Así, el Papa critica aquellos “movimientos ecologistas [que] defienden la integridad del medio ambiente, exigiendo con razón que se impongan ciertos límites a la investigación científica, [y, luego] no aplican esos mismos principios a la vida humana. Hay una tendencia a justificar la transgresión de todos los límites cuando la experimentación se lleva a cabo con embriones humanos vivos” (n. 136). Insiste en que todo ser humano tiene un valor inalienable y esto trasciende su etapa de desarrollo. ¡Un correctivo necesario para un mundo que descarta la vida humana con abandono! Advierte que “si se pierde la sensibilidad personal y social para la acogida de la vida nueva, se marchitan también otras formas de acogida valiosas para la sociedad” (n. 97).
Cuán sabiamente enmarca el Santo Padre el derecho a la vida en un lenguaje que es tan aceptable para aquellos que claman por proteger el medio ambiente, como si fuera el único problema. Señala la inconsistencia de su lógica. Escribe: “Dado que todo está interrelacionado, la preocupación por la protección de la naturaleza también es incompatible con la justificación del aborto. ¿Cómo podemos enseñar genuinamente la importancia de la preocupación por otros seres vulnerables, por problemáticos o inconvenientes que puedan ser, si no protegemos a un embrión humano, incluso cuando su presencia es incómoda y crea dificultades? (n. 120).

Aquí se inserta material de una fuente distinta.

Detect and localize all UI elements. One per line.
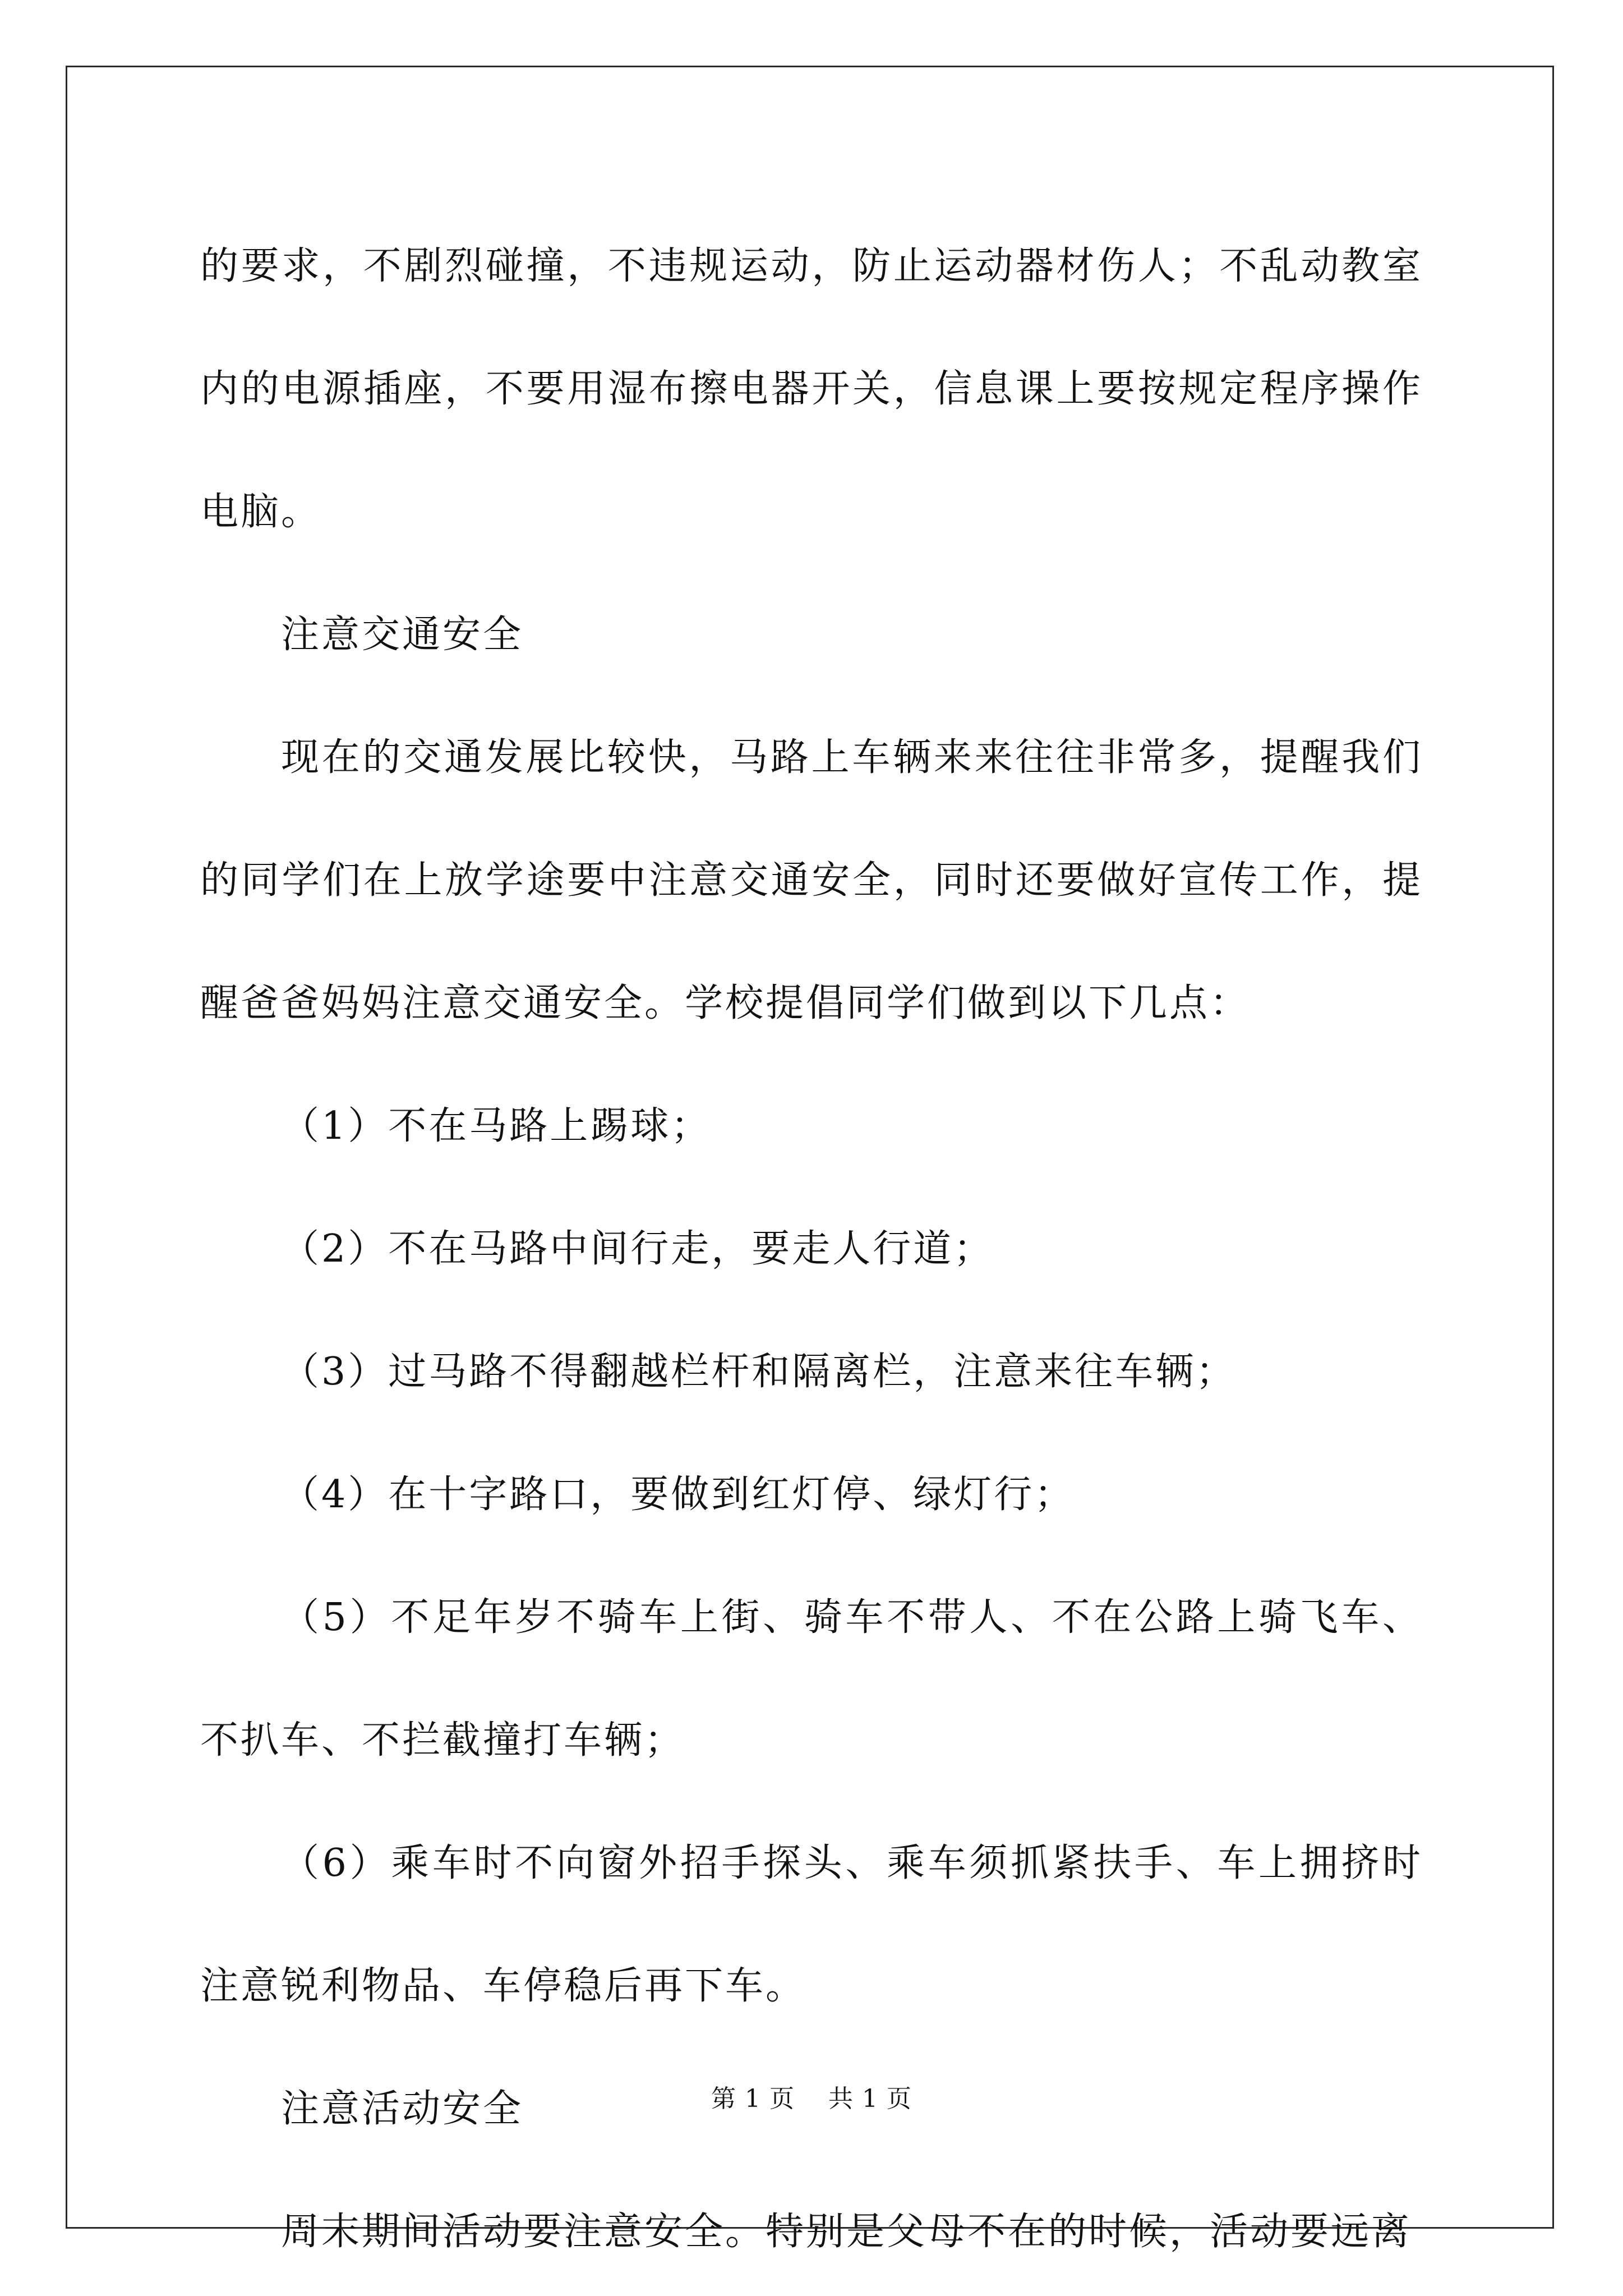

Con su encíclica 'Laudato Si', el Papa Francisco ha entrado valientemente en la discusión altamente cargada del cambio climático y el medio ambiente. Pero, ha hecho mucho más. Ha iniciado un nuevo momento en el diálogo entre la fe y la razón.
En la época de Jesús, el Patio de los Gentiles era el vasto espacio abierto en el monte del Templo en Jerusalén donde todos aquellos que no compartían la fe de Israel podían discutir asuntos religiosos. El Papa Benedicto XVI habló del diálogo entre creyentes y no creyentes, agnósticos y ateos, como el 'Tribunal de los Gentiles' de hoy en día. Al compartir sus ideas magistrales sobre la ecología y su relación fundamental con la antropología en su encíclica, el Papa Francisco se ha salido de los asuntos internos de la Iglesia que deben ocupar al sucesor de Pedro. Ha puesto firmemente su pie en “el atrio de los gentiles”. Abierto al diálogo, ofrece al mundo “el vestido sin costuras de la creación”, una verdad que puede unirnos como una sola familia humana.